The trick, then, is to consider each element of the list in turn, recurring on that element first, replacing any list elements, and then returning to the caller.
So here is a solution that works. At each call, it iterates through the list, building a result list. Any list-type element of the input list gets fed to a recursive call.
The painful part of this is the case in which the list length alters, such as turning the 2-element list [1, [2, 3]] into the 3-element list [1, 2, 3]. To effect this change without changing the base object pointer, I work in three steps:
- Build a new list, the flattened version of the input list.
- Pop all of the elements out of the original list; this leaves an empty list, but under the original object handle.
- Append each element of the result list to the original list.
This preserves side effects to sub-elements of the original list. However, note that there is still no way to keep that relationship in place after the flattening: the original list no longer contains the sub-list; rather, it contains new references to the sub-list's elements, in order.

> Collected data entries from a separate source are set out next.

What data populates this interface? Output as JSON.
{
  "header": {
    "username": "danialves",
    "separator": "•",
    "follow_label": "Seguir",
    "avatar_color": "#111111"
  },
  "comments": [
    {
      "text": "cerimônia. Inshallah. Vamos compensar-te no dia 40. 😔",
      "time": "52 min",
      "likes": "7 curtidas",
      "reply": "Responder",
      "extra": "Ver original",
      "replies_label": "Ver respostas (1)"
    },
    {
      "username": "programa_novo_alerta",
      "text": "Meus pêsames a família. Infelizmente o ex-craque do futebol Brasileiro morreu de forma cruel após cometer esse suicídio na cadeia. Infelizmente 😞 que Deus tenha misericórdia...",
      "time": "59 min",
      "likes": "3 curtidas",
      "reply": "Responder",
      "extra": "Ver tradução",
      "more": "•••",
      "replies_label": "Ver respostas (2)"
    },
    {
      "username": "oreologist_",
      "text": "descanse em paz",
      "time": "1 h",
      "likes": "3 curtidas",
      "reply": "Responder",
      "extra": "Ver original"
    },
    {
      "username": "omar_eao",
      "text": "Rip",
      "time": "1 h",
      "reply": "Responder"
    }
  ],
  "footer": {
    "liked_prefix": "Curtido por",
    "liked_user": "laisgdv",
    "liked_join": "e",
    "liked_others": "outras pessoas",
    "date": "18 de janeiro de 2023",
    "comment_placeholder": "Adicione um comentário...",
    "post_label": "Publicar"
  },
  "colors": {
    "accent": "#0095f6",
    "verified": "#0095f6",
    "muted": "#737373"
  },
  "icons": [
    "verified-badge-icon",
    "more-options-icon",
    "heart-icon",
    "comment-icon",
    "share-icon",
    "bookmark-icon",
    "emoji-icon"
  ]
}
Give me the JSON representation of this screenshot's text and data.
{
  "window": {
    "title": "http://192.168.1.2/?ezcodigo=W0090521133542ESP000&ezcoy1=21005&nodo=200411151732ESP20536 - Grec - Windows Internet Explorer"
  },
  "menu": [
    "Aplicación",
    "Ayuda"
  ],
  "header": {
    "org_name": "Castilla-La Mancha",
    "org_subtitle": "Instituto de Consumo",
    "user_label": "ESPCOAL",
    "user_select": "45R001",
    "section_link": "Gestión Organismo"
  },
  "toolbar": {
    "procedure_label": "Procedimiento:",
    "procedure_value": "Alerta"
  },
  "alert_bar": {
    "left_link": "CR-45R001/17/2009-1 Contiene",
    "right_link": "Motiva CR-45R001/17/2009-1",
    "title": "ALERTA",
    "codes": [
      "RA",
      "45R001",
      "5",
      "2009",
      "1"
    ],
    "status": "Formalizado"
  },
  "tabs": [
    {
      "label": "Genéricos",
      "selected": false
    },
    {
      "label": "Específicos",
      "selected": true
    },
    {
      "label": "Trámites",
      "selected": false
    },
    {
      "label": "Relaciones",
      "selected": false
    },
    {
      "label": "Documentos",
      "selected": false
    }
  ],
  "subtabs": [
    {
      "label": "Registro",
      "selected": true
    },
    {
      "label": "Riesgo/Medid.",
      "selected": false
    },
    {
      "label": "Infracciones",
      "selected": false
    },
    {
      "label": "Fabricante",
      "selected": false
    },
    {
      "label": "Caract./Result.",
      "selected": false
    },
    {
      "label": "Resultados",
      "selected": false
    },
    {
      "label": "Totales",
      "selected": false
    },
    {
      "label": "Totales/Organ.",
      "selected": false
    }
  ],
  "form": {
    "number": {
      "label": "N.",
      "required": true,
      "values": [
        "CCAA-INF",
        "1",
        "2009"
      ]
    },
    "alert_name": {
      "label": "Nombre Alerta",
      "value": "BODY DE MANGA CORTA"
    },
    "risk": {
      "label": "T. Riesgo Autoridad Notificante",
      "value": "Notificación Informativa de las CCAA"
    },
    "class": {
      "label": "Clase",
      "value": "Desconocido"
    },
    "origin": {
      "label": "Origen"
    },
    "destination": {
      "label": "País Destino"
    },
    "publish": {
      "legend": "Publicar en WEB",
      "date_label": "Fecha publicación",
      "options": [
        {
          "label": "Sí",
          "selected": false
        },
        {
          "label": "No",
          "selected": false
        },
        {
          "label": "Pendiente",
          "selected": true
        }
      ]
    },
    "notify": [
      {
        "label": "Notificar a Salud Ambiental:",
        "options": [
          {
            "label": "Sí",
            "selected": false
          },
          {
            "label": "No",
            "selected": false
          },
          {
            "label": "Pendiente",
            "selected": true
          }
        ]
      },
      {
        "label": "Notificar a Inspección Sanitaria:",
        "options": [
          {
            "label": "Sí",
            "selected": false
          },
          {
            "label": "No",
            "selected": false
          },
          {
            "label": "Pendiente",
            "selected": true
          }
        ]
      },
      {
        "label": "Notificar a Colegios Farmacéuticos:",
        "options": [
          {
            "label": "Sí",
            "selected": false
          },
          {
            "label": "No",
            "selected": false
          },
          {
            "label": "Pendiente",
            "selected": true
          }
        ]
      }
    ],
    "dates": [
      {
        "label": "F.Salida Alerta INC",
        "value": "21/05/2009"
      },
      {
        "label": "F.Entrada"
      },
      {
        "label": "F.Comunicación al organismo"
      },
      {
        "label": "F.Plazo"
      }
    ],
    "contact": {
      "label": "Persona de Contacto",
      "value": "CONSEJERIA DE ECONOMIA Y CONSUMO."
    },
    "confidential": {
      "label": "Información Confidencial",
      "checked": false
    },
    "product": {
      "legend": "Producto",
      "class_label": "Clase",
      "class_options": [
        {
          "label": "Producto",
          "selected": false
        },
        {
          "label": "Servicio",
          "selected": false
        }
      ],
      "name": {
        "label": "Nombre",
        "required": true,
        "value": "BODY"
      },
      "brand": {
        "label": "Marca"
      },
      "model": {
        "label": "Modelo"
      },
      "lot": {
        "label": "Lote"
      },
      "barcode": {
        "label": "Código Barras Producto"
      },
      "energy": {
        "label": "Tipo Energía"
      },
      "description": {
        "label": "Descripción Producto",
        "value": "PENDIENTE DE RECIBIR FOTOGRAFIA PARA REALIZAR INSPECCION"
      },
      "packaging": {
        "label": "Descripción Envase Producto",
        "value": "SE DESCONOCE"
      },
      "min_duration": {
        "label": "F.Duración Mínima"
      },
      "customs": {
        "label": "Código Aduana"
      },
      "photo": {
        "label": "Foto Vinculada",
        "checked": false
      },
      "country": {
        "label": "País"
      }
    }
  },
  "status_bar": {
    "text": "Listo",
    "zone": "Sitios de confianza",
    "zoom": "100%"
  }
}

def flatten_in_place(lst):
# print "ENTER in_place", lst
result = []
for i in range(len(lst)):
if type(lst[i]) == type([]):
result.extend(flatten_in_place(lst[i]))
else:
result.append(lst[i])
# print "Loop", i, "result =", result
# print "After loop, lst =", lst
for _ in range(len(lst)):
lst.pop()
for _ in range(len(result)):
lst.append(result[_])
# print "LEAVE in_place", lst
return result
list1 = [3, 4, [[5]]]
list2 = [[[1, 2, list1], (6, [7]), 8], 9, False]
flatten_in_place(list2)
print ("list2 flattened", list2)
# [1, 2, 3, 4, 5, (6, [7]), 8, 9, False]
print ("list1 affected", list1)
# [3, 4, 5]
I'll leave any improvements as an exercise for the student -- or other SO denizens.